A:  NCQA emphasizes collaboration. It is important to consider models that pool resources in communities that may not have as many available (e.g., rural practices). Even if they use a regional HIE, a network of care managers and telehealth services, communities have a number of environmental and economic challenges, as well as issues of supply and demand. Financial support is critical, but collaboration has proven to help innovation.

Limited financial and human resource support, as well as a lack of buy-in at the leadership level, is often due to competing priorities. As employers, payers and systems continue to see the benefits of using a standardized baseline model for delivering high-quality care improving quality across care settings, we believe that the number of payers and health care institutions funding transformation will grow.

Q:  How are practices integrating case managers into their practice teams?

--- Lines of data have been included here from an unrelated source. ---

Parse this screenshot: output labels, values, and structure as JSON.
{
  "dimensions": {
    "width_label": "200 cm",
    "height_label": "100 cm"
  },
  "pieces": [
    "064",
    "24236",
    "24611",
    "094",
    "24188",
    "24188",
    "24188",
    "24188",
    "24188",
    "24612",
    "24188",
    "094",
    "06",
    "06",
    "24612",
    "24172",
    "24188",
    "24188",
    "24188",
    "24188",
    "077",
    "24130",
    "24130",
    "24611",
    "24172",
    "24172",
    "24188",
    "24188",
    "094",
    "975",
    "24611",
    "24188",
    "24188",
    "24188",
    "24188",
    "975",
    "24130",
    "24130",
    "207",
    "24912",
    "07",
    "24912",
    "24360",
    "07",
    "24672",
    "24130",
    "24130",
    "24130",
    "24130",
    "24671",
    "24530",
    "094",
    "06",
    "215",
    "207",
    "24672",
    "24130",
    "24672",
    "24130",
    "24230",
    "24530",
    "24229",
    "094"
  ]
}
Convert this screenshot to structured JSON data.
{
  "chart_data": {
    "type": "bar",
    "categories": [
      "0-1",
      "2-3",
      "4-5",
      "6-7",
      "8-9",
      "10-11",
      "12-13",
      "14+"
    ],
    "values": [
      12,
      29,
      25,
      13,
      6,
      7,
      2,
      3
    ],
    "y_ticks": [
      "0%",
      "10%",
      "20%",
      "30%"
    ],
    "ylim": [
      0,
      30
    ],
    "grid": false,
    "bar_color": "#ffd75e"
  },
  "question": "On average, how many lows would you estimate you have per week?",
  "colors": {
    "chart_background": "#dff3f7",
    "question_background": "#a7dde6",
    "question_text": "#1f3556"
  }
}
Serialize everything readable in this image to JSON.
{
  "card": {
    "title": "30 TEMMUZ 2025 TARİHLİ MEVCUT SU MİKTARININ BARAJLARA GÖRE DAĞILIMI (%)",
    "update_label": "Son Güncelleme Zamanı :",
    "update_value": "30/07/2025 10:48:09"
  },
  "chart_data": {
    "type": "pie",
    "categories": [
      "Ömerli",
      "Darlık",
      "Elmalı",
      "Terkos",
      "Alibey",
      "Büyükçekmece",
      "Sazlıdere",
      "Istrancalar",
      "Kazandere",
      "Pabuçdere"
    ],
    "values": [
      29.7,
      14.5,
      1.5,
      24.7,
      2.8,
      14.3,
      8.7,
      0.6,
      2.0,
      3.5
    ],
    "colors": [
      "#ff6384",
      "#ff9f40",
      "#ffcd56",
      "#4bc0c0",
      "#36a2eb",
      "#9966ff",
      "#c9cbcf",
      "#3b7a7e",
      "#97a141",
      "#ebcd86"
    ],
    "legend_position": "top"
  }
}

A:  PCMHs are not only charged with delivering high-quality, evidence-based primary care services; they must also identify high-risk populations and ways to reduce duplicate services and ED visits, ensure access to needed community resources and engage patients as partners in their own care. While dedicated case managers, coordinators and navigators supporting both practice and patient in achieving these objectives is a great benefit, they are not required for a practice to accomplish the goal of managing population health.

Many innovative models are being explored for allocating care management activities in the medical home. PCMH standards are not prescriptive—NCQA understands that every practice is different and works with varying human resources. We have seen a number of Level 3 practices successfully use MAs to administrate care management activities, and we believe it is not the title of the position that affects clinical outcomes, as much as it is the quality of work associated with executing assigned activities. Leveraging staff this way can reduce turnover and increase satisfaction.

Q:  How do you get “buy in” from providers, physicians and nurse practitioners who are already overworked and overstressed?

A:  Communicating the goals of the Triple Aim to the entire care team is critical. Reducing costs and improving clinical outcomes for high-risk populations is important, but the goal of preventing patients from becoming part of high-risk populations is equally important. The basis of the PCMH model is improving patient care and organizing the care team to ultimately make it more efficient. Transforming into a PCMH requires a significant investment up front, but the downstream benefits are significant. Evidence shows that instituting the PCMH model reduces provider and staff burn-out through defined roles and responsibilities that enable staff to work at the top of their licenses. Communicating the short-term and the long-term goals of transformation could be beneficial for engaging staff and helping them understand the “why” and the importance of having a strong wellness model within the medical home.

Q:  How can we solve the challenge of data transfer when providers are using multiple, disparate EMR systems?

A:  Interoperability is a challenge, and many recognized practices are collaborating with their referral networks to identify ways to exchange data, whether through regional HIEs or by secure fax. The requirements of the PCMH 2014 standards and guidelines encourage innovation, collaboration and collective steps to improved integration, and are also realistic about the challenges practices face and what they can accomplish at any given point.